Come spring, “flooding is a virtual certainty,” said Chris Smallcomb, warning coordination meteorologist at the National Weather Service in Reno.
The severity depends on whether the season is cool with little additional precipitation, allowing the mountain snowpack to melt slowly, or it heats up and the snow disappears quickly.
Smallcomb said snowpack in the upper Carson River basin is now 200 to 250 percent of normal.
“That’s a lot of water. It’s close to the melt off of ’82-83 when we had flooding and near flooding on the order of weeks,” he said.
Smallcomb spoke Thursday during the last session of the three-day 2017 Carson River Watershed Management Forum, hosted by the Carson Water Subconservancy District and Carson River Coalition in the Bob Boldrick Theater at the Carson City Community Center.
Smallcomb said data from eight weather stations located along the Sierra Nevada mountains shows snowpack is on a trajectory to break the record set in the winter of 1982-83.
“And break it big time,” he said.
In the meantime, even mild precipitation may cause additional flooding in the area.
“The saturation of soil in the Carson River basin is at or near records.
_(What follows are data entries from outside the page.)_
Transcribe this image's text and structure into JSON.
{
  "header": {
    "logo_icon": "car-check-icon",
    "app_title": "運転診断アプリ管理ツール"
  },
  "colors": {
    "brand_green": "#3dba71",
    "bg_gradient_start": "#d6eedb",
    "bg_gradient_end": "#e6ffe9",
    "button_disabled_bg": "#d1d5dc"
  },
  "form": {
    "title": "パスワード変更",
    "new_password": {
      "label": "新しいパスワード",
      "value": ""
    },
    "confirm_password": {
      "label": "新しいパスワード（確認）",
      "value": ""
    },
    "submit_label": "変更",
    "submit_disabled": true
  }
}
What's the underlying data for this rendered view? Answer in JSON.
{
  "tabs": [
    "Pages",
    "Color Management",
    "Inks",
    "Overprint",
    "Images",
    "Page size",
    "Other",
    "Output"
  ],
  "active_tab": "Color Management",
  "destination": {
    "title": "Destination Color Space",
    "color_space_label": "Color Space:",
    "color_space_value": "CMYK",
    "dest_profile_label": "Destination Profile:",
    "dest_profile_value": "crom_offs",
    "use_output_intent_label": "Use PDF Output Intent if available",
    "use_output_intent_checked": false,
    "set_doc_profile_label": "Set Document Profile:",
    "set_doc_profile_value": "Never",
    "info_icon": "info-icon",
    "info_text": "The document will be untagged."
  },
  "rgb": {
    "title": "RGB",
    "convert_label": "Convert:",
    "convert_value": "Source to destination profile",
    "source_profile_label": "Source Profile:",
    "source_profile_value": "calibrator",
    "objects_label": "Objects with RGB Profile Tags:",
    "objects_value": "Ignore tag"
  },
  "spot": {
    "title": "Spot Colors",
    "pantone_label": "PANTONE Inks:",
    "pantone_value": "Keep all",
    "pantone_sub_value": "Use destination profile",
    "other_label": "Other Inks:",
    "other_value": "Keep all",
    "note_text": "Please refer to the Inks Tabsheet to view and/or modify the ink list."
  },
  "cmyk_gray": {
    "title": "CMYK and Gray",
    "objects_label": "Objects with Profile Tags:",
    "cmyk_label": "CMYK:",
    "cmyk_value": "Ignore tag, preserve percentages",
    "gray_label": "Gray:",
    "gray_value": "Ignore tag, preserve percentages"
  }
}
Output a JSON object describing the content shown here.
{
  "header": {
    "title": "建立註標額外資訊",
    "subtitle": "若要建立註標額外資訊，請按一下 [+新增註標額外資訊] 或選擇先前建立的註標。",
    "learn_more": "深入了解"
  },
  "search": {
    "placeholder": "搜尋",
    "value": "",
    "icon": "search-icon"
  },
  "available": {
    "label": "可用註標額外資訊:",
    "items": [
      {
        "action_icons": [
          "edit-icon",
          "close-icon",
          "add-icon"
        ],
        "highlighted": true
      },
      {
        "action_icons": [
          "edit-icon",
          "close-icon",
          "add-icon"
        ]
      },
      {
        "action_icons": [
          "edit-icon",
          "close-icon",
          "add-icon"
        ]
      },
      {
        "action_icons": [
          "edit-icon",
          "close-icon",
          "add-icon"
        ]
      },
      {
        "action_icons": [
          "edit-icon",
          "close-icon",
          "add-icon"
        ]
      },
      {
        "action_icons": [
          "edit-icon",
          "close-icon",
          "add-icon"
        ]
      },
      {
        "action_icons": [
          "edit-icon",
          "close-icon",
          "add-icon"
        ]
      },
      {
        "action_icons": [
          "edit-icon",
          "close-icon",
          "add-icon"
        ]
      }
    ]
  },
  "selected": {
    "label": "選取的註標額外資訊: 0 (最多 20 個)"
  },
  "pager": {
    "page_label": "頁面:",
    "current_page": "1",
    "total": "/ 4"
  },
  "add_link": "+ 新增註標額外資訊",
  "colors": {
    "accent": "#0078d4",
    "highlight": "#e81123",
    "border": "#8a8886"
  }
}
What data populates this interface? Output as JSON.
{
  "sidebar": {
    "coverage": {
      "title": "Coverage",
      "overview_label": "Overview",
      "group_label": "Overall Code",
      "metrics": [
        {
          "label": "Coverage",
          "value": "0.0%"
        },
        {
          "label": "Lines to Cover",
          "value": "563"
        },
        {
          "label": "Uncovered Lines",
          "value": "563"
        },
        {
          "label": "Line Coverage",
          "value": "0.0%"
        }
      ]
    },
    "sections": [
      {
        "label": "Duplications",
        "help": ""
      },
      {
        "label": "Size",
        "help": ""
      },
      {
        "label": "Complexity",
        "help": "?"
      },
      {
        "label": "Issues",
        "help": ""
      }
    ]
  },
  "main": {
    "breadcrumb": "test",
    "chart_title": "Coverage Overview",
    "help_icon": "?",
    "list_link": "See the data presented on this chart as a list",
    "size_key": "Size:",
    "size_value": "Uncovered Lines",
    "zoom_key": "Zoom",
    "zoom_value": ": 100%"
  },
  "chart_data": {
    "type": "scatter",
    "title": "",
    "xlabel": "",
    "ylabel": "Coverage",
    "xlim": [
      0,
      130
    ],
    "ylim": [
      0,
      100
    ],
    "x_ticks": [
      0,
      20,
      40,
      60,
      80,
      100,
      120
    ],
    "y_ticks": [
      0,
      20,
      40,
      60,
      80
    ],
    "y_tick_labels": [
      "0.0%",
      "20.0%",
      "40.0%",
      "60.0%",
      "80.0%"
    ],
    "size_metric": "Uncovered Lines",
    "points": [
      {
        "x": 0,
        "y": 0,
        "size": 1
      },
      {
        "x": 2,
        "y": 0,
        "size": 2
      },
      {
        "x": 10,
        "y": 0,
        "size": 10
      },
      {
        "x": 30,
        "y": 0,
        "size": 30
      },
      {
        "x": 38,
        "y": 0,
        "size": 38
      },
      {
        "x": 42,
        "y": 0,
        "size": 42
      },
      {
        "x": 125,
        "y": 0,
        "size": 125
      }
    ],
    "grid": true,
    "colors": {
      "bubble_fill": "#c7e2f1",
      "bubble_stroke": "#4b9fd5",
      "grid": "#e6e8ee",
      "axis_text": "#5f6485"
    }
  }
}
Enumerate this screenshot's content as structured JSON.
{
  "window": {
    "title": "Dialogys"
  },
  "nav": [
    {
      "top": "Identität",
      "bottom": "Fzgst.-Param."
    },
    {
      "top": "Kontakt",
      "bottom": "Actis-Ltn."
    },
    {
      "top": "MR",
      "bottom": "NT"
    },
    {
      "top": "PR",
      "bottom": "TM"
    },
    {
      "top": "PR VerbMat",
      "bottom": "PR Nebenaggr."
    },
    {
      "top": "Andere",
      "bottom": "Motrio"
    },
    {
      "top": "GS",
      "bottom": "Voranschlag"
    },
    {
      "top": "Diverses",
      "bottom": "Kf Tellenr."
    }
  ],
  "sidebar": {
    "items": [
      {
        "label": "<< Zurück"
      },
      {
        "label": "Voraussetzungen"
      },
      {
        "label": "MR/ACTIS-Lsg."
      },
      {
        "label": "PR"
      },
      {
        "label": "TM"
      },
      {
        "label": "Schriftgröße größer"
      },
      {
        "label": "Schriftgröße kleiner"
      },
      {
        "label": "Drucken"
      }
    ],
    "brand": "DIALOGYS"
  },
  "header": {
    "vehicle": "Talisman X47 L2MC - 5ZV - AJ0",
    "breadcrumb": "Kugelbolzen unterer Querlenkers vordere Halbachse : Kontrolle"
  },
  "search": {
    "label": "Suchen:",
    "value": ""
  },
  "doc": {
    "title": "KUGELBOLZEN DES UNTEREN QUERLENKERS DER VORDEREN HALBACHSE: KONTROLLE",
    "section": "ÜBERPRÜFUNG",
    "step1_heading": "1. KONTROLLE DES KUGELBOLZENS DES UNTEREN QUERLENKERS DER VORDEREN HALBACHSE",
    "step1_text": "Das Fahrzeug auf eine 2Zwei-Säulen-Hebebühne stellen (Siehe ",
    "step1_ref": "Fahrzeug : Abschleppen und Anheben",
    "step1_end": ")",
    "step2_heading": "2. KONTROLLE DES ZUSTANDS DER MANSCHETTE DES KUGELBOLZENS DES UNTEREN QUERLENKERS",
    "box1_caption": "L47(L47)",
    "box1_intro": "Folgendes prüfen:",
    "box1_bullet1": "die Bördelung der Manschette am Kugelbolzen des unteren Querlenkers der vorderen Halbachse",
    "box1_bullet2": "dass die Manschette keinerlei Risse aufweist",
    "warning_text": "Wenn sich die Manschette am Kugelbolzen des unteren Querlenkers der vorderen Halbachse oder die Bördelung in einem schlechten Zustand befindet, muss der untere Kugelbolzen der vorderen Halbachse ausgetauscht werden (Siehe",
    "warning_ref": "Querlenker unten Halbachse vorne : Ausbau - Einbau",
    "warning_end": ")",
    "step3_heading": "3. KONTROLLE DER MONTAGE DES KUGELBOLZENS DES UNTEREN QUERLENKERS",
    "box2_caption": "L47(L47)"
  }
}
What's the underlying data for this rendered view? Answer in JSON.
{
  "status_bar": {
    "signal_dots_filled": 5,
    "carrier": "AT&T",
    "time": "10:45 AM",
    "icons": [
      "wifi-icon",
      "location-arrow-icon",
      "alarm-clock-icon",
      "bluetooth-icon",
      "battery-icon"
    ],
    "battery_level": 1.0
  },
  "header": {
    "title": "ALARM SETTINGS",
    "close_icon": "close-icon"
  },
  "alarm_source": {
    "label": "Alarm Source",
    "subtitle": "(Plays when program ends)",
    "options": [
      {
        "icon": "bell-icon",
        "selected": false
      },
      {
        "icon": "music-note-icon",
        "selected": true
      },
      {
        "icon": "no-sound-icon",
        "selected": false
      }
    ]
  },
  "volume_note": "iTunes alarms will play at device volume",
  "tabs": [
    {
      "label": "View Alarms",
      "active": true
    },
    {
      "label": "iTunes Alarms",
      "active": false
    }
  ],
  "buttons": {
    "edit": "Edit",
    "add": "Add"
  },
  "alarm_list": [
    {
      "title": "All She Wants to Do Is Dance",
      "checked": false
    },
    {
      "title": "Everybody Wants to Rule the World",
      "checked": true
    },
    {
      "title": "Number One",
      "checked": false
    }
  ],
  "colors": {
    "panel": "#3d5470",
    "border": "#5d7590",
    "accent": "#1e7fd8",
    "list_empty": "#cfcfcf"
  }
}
The ground is just wet, it cannot handle any more water,” Smallcomb said. “Even a moderate storm is going to cause more flooding.”
He said another atmospheric river, those big ribbons of moisture that stretch across the Pacific ocean, is coming in early to mid-March, but it doesn’t look as threatening as earlier ones.
So far, the Sierra region has been hit by 13 atmospheric rivers when the area typically sees 5-10, and only 2-3 in a drought year.
“By any measure this winter is one of the most exceptional winters for California and Nevada,” said Smallcomb.
It all started, Smallcomb said, with a record wet October, when more than 9 inches of rain were recorded in Tahoe City, 437 percent of normal.
“This is what really moistened up the ground,” said Smallcomb.
Then there were heavy rains in December and January saw one storm after another with little of the usual respite in between.
“Theses storms were just boom, boom, boom, one right after another,” said Smallcomb.
There’s a silver lining.
“The drought is done for now,” said Smallcomb. “Even if we have a dry winter next year, we have a lot of money in the bank.”